Business Professor Jennifer Markiewicz has been impressed with Elizabeth and her work. “She is one of the most engaged, thoughtful, and intelligent students I have encountered, and it has been a genuine pleasure to watch her grow and flourish at Aims. I will miss her engaging presentations, but I am excited to see where her path leads. She is truly a rising star.”
In marketing and management courses, Elizabeth redefined how she presents her brand and how it looks and feels. She honed in on customer engagement and standing out in a competitive vendor space. This included upgrading her visual presentation, the display, layout and vibe of her booth. She now sees relationship-building as a long-term asset and one of her favorite parts of the job.
Her classes helped her think more deliberately about who her customers are. For her, the livestock shows feel less like work and more like home. “I grew up in 4-H and FFA,” she said. “Those communities helped shape who I am.” Although she knew her customers, thinking more strategically about her audiences helped Elizabeth make meaningful changes, such as tailoring products and messaging to them. The shift in mindset from “these are my people” to strategically serving that audience was a game-changer.
“The classroom became a testing ground,” Elizabeth said. “It’s a place to bounce ideas off my professors before applying them directly to Open Range.” That kind of feedback loop, learning something in class, applying it in her business, then bringing those results back for discussion, gave her an experience that went beyond traditional coursework.
“Elizabeth is a powerhouse,” Markiewicz said. “She not only absorbed material from her business and management courses but also enriched discussions by sharing real-world examples from her own business. She consistently demonstrated how she observes and applies key concepts in practice.”
Sarah Daly, an instructor in business and accounting, concurs.

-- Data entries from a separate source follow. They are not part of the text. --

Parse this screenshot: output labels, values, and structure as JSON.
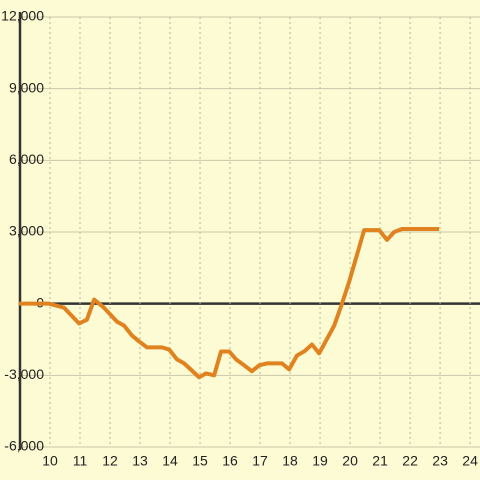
{
  "chart_data": {
    "type": "line",
    "x": [
      8.97,
      9.97,
      10.47,
      10.97,
      11.23,
      11.47,
      11.8,
      12.23,
      12.47,
      12.73,
      12.97,
      13.23,
      13.73,
      13.97,
      14.23,
      14.47,
      14.97,
      15.2,
      15.47,
      15.7,
      15.97,
      16.2,
      16.47,
      16.73,
      16.97,
      17.23,
      17.73,
      17.97,
      18.23,
      18.47,
      18.73,
      18.97,
      19.47,
      19.73,
      19.97,
      20.47,
      20.97,
      21.23,
      21.47,
      21.73,
      22.97
    ],
    "series": [
      {
        "color": "#e0821f",
        "values": [
          0,
          0,
          -170,
          -830,
          -670,
          170,
          -170,
          -750,
          -920,
          -1330,
          -1580,
          -1830,
          -1830,
          -1920,
          -2330,
          -2500,
          -3080,
          -2920,
          -3000,
          -2000,
          -2000,
          -2330,
          -2580,
          -2830,
          -2580,
          -2500,
          -2500,
          -2750,
          -2170,
          -2000,
          -1710,
          -2080,
          -920,
          0,
          920,
          3080,
          3080,
          2670,
          3000,
          3125,
          3125
        ]
      }
    ],
    "xlim": [
      9,
      24.33
    ],
    "xticks": [
      10,
      11,
      12,
      13,
      14,
      15,
      16,
      17,
      18,
      19,
      20,
      21,
      22,
      23,
      24
    ],
    "ylim": [
      -6000,
      12000
    ],
    "yticks": [
      {
        "value": -6000,
        "label": "-6,000"
      },
      {
        "value": -3000,
        "label": "-3,000"
      },
      0,
      {
        "value": 3000,
        "label": "3,000"
      },
      {
        "value": 6000,
        "label": "6,000"
      },
      {
        "value": 9000,
        "label": "9,000"
      },
      {
        "value": 12000,
        "label": "12,000"
      }
    ],
    "grid": true
  }
}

Daly started teaching at Aims after 20 years working in the private sector and was energized by having a student like Elizabeth in her strategic management course this semester. “Elizabeth is exactly the type of student I was hoping to meet at Aims,” Daly said. “I have been very impressed by her writing and analysis and I love hearing how her experience being a business owner applies when we are having discussions on strategy.” Daly also found that Elizabeth’s presence was personable and had leadership qualities. “I know how she works so well with everyone in the class and is willing to step up and lead when necessary.

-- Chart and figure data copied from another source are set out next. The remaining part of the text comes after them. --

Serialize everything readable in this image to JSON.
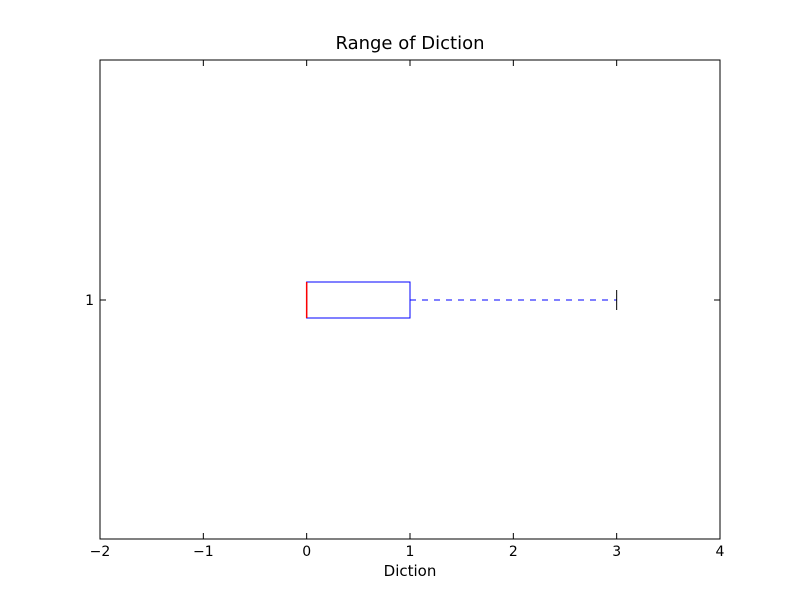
{
  "chart_data": {
    "type": "boxplot",
    "orientation": "horizontal",
    "title": "Range of Diction",
    "xlabel": "Diction",
    "ylabel": "",
    "xlim": [
      -2,
      4
    ],
    "xticks": [
      -2,
      -1,
      0,
      1,
      2,
      3,
      4
    ],
    "xtick_labels": [
      "−2",
      "−1",
      "0",
      "1",
      "2",
      "3",
      "4"
    ],
    "yticks": [
      1
    ],
    "ytick_labels": [
      "1"
    ],
    "grid": false,
    "boxes": [
      {
        "position": 1,
        "whisker_low": 0,
        "q1": 0,
        "median": 0,
        "q3": 1,
        "whisker_high": 3
      }
    ],
    "colors": {
      "box": "#0000ff",
      "whisker": "#0000ff",
      "median": "#ff0000",
      "cap": "#000000",
      "axes": "#000000"
    }
  }
}
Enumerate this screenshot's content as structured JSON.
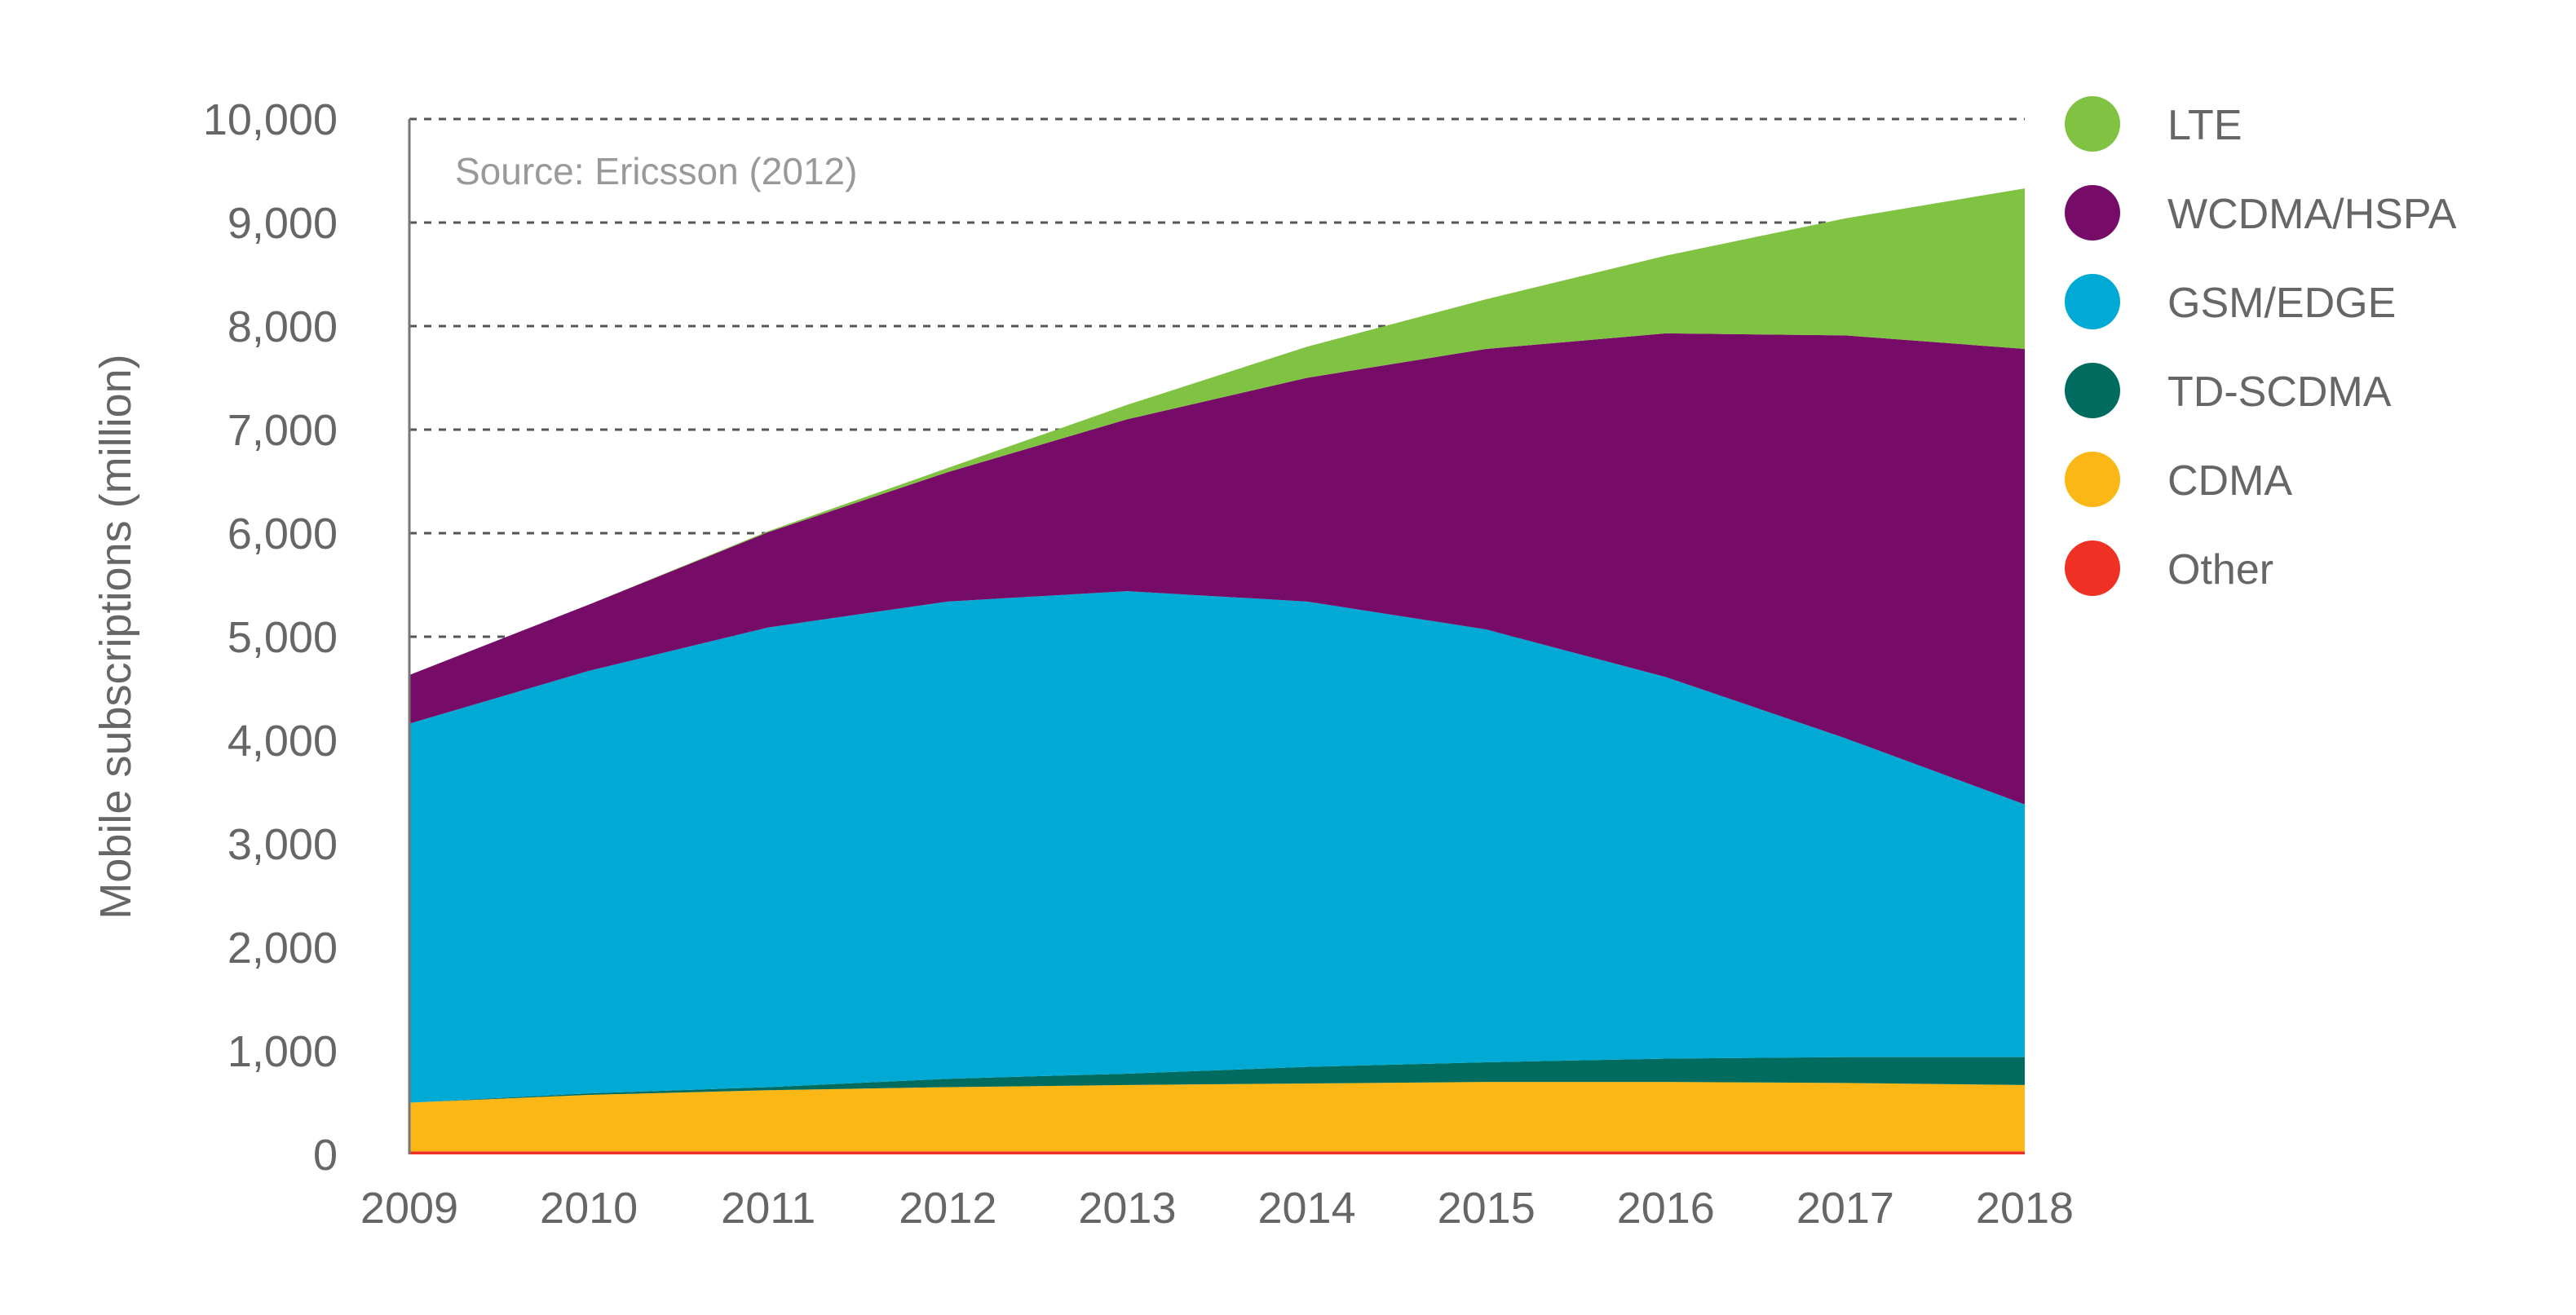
{
  "chart_data": {
    "type": "area",
    "stacked": true,
    "title": "",
    "annotation": "Source: Ericsson (2012)",
    "xlabel": "",
    "ylabel": "Mobile subscriptions (million)",
    "ylim": [
      0,
      10000
    ],
    "yticks": [
      0,
      1000,
      2000,
      3000,
      4000,
      5000,
      6000,
      7000,
      8000,
      9000,
      10000
    ],
    "ytick_labels": [
      "0",
      "1,000",
      "2,000",
      "3,000",
      "4,000",
      "5,000",
      "6,000",
      "7,000",
      "8,000",
      "9,000",
      "10,000"
    ],
    "categories": [
      "2009",
      "2010",
      "2011",
      "2012",
      "2013",
      "2014",
      "2015",
      "2016",
      "2017",
      "2018"
    ],
    "grid": "horizontal dashed",
    "legend_position": "right",
    "series": [
      {
        "name": "Other",
        "color": "#ee3124",
        "values": [
          30,
          30,
          30,
          30,
          30,
          30,
          30,
          30,
          30,
          30
        ]
      },
      {
        "name": "CDMA",
        "color": "#fbb716",
        "values": [
          470,
          545,
          590,
          620,
          640,
          655,
          670,
          670,
          660,
          640
        ]
      },
      {
        "name": "TD-SCDMA",
        "color": "#006b5f",
        "values": [
          0,
          15,
          30,
          80,
          110,
          160,
          190,
          225,
          250,
          270
        ]
      },
      {
        "name": "GSM/EDGE",
        "color": "#00aad5",
        "values": [
          3660,
          4080,
          4440,
          4610,
          4660,
          4495,
          4180,
          3685,
          3080,
          2440
        ]
      },
      {
        "name": "WCDMA/HSPA",
        "color": "#760c68",
        "values": [
          470,
          640,
          920,
          1250,
          1660,
          2160,
          2710,
          3320,
          3890,
          4400
        ]
      },
      {
        "name": "LTE",
        "color": "#80c242",
        "values": [
          0,
          0,
          10,
          40,
          140,
          300,
          480,
          750,
          1130,
          1550
        ]
      }
    ],
    "legend_order": [
      "LTE",
      "WCDMA/HSPA",
      "GSM/EDGE",
      "TD-SCDMA",
      "CDMA",
      "Other"
    ]
  }
}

With a schedule that often took her across state lines, Elizabeth needed flexibility backed by support. At Aims, she found instructors who understood her reality and worked with her to stay on track. Whether she was in the classroom or behind the counter at a livestock show, she remained fully engaged in her coursework. Daly found Elizabeth to be “very professional and let me know up front her situation running a business and that it would impact her attendance. She then worked to make up work as necessary and was always fully engaged.”
Elizabeth demonstrates that business ambition and education can coexist by successfully integrating both. “Aims didn’t just fit into my life,” she said. “It helped me build a path.” Further reflecting on her education, she’s appreciative of the college’s openness to students charting their own journeys and achieving their dreams.
“It allows students to take risks, to pivot when their passions shift and to grow into leaders.”
What Comes Next
Elizabeth is stepping into her next chapter with real-world experience backed by a formal education. She sees her accomplishment as more than just degrees. “They represent choosing not to quit,” she said.
This summer, Elizabeth will be back on the road, traveling from show to show with Open Range Clothing Co. After graduation, she can be more focused on building her business with a clearer vision for growth. “I’m stepping into this next season of my business not just with experience, but with a whole lot of education to back me up,” she said.
For Elizabeth, graduation isn’t the finish line. It’s the next step forward.